I'm concerned!




DALLAS - Dallas Zoo officials said they can't explain how a 300-pound gorilla escaped from his enclosure, injuring four people before he was shot to death.



Police evacuated an estimated 300 people from the zoo compound Thursday and killed Jabari, a 13-year-old male western lowland gorilla, after he charged at officers.


Zoo workers armed with tranquilizer guns had pursued the animal through the forested jungles of the Wilds of Africa exhibit, but could not gain a clear shot, officials said.


"It tried to charge two of our officers, so we had to shoot it," Deputy Police Chief Daniel Garcia said. "You can imagine the pandemonium we had out here when he got loose. We felt terrible we had to put this animal down."


The injured included a mother and her toddler son. Rivers Noah, 3, was in fair condition at Children's Medical Center with multiple bites to his head and chest. His mother, Keisha Heard, 26, who was bitten on the legs, and Cheryl Reichert, who suffered arm injuries, were treated at hospitals and released.


The fourth injured person, a child, was treated at the scene.


Jabari was in the award-winning gorilla-conservation area, surrounded by a 16-foot concave wall, before the attack around 5 p.m. Some youths had reportedly teased Jabari shortly before.


"He had to have scaled the wall," said zoo director Rich Buickerood. But "this habitat is among the best in the country.
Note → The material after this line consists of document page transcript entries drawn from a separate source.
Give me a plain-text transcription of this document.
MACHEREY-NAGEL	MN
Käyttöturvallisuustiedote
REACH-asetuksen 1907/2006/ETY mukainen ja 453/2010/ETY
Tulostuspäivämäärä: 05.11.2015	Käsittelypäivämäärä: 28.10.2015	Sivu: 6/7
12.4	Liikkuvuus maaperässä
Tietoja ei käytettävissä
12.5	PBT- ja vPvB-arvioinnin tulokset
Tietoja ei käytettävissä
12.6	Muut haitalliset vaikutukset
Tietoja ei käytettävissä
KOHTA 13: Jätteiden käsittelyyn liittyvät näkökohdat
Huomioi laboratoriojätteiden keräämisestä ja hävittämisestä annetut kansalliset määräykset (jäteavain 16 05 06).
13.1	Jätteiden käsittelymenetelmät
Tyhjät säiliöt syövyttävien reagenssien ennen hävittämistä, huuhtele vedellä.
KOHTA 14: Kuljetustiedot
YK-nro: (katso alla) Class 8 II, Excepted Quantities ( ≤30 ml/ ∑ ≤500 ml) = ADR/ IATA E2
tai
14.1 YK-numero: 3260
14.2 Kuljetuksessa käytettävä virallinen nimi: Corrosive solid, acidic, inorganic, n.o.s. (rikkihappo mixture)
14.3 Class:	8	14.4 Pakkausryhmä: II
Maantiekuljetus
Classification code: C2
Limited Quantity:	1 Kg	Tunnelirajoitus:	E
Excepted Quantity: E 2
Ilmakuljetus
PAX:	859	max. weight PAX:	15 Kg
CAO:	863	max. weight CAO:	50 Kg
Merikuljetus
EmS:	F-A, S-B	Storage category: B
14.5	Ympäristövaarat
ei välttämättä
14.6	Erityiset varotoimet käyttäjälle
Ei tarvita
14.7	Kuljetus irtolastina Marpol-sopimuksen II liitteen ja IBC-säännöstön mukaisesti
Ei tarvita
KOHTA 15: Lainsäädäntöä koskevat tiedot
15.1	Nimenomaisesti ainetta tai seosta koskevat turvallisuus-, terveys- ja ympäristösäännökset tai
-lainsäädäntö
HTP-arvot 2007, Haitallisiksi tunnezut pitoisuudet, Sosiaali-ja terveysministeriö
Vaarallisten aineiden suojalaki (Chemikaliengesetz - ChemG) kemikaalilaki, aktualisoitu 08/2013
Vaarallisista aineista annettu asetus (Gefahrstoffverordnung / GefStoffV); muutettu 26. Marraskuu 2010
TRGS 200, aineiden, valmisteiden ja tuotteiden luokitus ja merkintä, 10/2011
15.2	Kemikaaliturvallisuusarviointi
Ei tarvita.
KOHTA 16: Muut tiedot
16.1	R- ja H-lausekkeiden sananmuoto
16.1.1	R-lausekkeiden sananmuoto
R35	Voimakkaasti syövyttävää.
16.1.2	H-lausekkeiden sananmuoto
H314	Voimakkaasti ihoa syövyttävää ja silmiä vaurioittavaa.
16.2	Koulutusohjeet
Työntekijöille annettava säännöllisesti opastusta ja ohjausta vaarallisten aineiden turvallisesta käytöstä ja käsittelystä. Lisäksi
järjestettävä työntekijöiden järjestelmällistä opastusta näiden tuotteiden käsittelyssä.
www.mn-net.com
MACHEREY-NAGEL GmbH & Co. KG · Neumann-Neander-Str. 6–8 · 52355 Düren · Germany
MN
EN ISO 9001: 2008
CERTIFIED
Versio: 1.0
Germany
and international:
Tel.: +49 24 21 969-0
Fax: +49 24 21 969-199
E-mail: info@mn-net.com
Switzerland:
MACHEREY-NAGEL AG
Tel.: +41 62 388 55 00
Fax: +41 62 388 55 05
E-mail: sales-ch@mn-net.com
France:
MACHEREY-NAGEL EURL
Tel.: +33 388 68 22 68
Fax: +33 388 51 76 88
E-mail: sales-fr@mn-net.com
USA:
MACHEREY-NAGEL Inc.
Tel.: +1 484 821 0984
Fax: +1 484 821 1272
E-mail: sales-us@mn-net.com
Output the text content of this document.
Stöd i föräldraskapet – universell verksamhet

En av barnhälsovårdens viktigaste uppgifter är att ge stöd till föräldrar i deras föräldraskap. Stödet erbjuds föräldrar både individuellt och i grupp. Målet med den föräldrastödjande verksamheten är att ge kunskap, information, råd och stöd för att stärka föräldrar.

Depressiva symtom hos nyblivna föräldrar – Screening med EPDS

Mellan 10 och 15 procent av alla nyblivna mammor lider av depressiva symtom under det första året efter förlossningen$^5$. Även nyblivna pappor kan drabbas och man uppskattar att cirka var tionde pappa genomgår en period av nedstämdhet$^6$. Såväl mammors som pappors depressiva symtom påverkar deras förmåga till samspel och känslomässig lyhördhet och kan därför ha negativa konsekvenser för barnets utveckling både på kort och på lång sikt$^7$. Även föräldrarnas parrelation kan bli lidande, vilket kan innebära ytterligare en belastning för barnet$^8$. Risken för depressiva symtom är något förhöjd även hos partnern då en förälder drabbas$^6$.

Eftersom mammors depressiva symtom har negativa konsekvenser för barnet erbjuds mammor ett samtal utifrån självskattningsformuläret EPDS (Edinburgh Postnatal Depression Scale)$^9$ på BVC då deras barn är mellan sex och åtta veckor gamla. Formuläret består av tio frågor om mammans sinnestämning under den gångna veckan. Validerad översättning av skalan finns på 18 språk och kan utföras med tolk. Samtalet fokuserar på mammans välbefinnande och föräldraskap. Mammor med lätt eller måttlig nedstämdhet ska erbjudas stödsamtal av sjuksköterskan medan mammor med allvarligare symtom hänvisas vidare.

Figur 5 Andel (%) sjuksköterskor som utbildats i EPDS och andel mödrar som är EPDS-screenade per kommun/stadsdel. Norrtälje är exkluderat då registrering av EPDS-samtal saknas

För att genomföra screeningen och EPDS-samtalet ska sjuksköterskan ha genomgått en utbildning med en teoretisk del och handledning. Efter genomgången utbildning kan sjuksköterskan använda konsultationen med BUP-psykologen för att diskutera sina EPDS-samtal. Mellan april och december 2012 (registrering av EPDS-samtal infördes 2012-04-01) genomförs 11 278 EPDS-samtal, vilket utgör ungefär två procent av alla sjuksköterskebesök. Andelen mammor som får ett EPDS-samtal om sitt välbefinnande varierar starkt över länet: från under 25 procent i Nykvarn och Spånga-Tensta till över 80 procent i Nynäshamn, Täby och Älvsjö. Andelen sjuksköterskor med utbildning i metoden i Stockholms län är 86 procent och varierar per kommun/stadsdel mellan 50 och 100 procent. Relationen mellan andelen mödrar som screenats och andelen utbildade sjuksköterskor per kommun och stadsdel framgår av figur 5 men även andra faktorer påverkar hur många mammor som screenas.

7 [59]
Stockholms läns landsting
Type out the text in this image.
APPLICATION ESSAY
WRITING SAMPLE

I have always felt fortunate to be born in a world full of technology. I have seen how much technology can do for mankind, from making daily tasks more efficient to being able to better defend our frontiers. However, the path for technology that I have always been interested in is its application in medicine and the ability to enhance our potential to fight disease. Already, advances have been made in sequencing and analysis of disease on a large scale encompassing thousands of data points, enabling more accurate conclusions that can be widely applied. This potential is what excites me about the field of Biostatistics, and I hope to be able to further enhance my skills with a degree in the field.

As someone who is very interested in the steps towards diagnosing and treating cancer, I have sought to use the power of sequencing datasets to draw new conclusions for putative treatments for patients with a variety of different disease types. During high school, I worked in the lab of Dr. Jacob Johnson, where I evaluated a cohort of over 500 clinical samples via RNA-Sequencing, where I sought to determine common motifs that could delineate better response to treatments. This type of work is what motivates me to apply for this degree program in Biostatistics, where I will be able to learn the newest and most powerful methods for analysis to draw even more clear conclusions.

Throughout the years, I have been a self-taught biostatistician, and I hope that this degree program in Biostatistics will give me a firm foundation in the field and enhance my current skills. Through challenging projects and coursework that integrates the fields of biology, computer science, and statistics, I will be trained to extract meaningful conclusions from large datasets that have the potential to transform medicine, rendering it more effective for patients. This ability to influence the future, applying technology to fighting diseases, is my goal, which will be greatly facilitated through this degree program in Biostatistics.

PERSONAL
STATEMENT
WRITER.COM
This blows our minds."


He said he did not know why zoo employees, who were armed with pepper spray, did not use it on the gorilla.


The gorilla "was banging on the door and broke it down, then he jumped out," a witness, Diana Gonzalez, told television station WFAA. "He was growling and yelling."


She and several children escaped from the area without injury. Other zoo-goers hid inside a restaurant and the monorail surrounding the Wilds of Africa exhibit.


The zoo has been in financial straits and the nonprofit Dallas Zoological Society recently proposed a county takeover. Buickerood said last month that the zoo staff had been cut and maintenance postponed because of the fund shortage.


In 1998, a 25-year-old zookeeper was injured by a gorilla at the zoo after the door to the animal's cage was left open. That animal was captured with a tranquilizer dart.